Myelophthisis is a disease of the bone marrow characterized by fibrosis, reducing its ability to produce blood cells. This often leads to pancytopenia.

Code also the underlying disorder, such as malignant neoplasm of breast (C50.-) or tuberculosis (A15.-). Do not code myelophthisis if idiopathic myelofibrosis (D47.1), myelofibrosis NOS (D75.81), myelofibrosis with myeloid metaplasia (D47.4), primary myelofibrosis (D47.1), or secondary myelofibrosis (D75.81) are present.

Medical necessity for treatments related to myelophthisis is established by the severity of the condition and the underlying cause. Treatment is directed at improving blood cell counts, managing symptoms, and treating the underlying disease process.

Clinicians diagnose myelophthisis based on patient history, physical examination, and laboratory tests like CBC and bone marrow biopsy. Treatment focuses on the underlying cause, often requiring specialized care from hematologists or oncologists.

In simple words: Myelophthisis is a condition where the bone marrow, which makes blood cells, gets replaced by scar tissue or abnormal cells. This can lead to fewer red blood cells, white blood cells, and platelets, causing tiredness, infections, and easy bruising. It can be caused by cancer, infections, or other diseases.

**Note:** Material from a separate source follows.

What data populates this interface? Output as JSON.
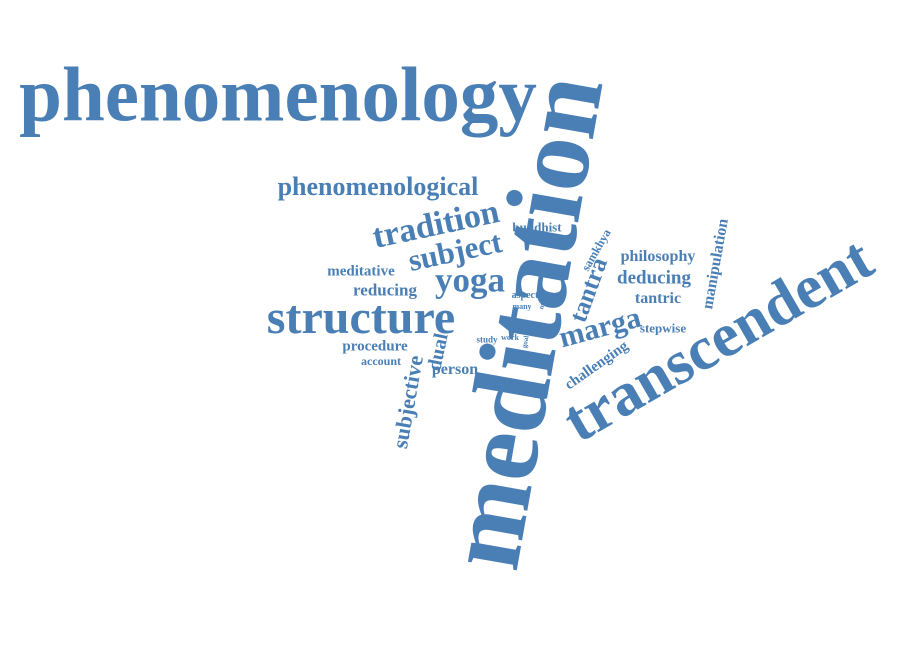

Myelophthisis is a serious bone marrow disorder characterized by the replacement of hematopoietic tissue with fibrous tissue or other abnormal cells. This replacement disrupts the normal production of blood cells, leading to a variety of symptoms and complications.Common causes include malignancies like leukemia or metastatic cancers, infections (tuberculosis, fungal infections), and granulomatous diseases like sarcoidosis.Symptoms may include fatigue, weakness, pallor, bruising, petechiae, fever, and frequent infections. Diagnosis typically involves a complete blood count (CBC), bone marrow biopsy, bone scan, and tests specific to suspected infectious agents. Treatment focuses on addressing the underlying cause and providing supportive care such as blood transfusions and medications to manage infections.

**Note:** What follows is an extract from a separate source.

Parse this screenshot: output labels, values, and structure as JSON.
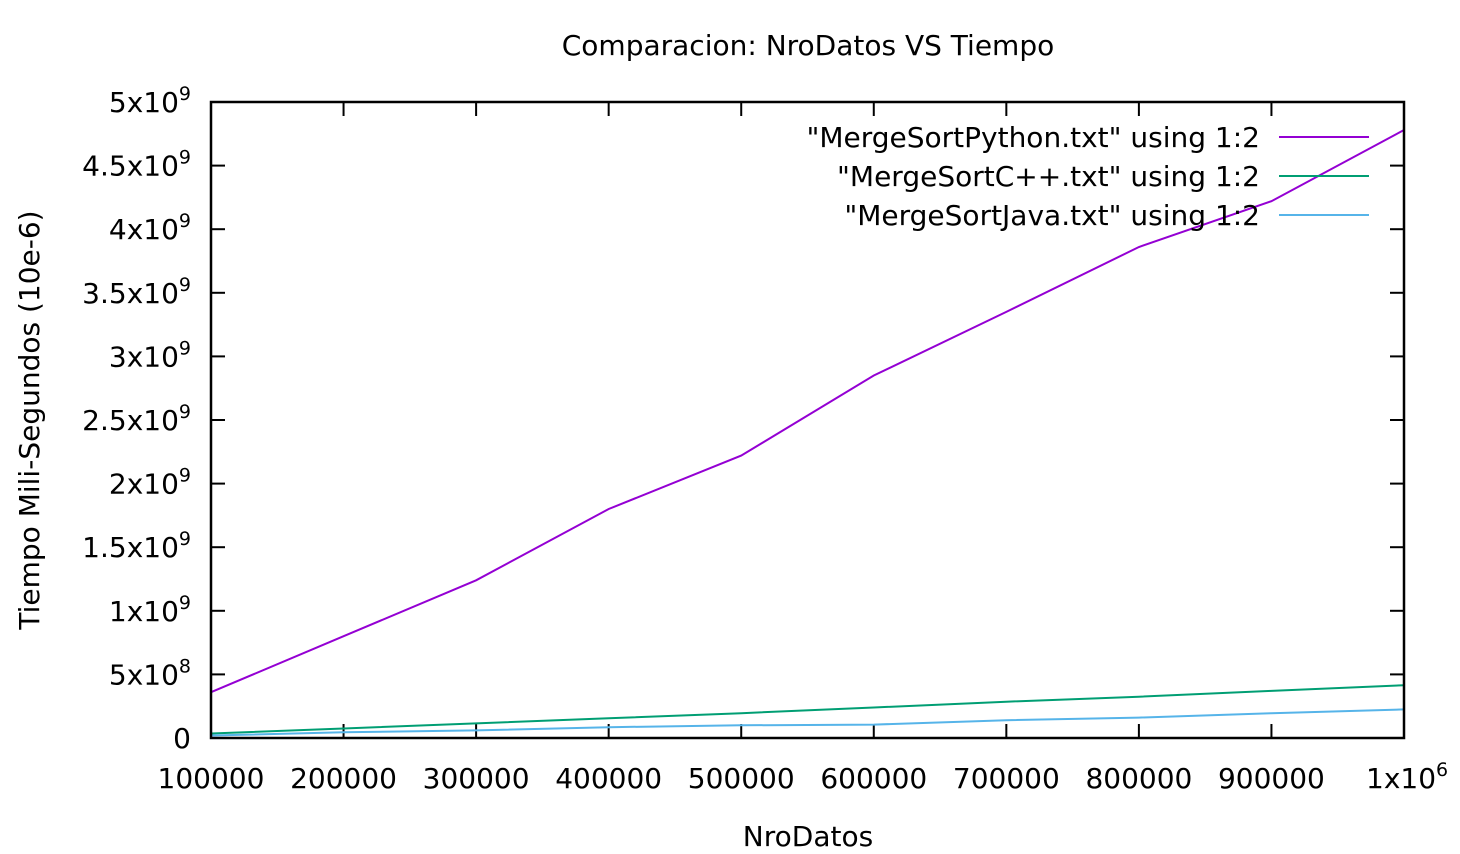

Example 1: A patient with a history of breast cancer presents with fatigue, pallor, and recurrent infections. A bone marrow biopsy reveals fibrosis consistent with myelophthisis due to metastatic cancer., A patient with long-standing tuberculosis develops pancytopenia. Further investigation reveals myelophthisis as a complication of the chronic infection., A patient undergoes a bone marrow biopsy for unexplained anemia, which reveals granulomas and fibrosis.After additional testing, sarcoidosis is diagnosed as the underlying cause of the myelophthisis.

Documentation should include complete blood count (CBC) results, bone marrow biopsy findings, imaging studies (if performed), and any other relevant test results.The underlying cause of myelophthisis should be clearly documented, along with associated signs and symptoms.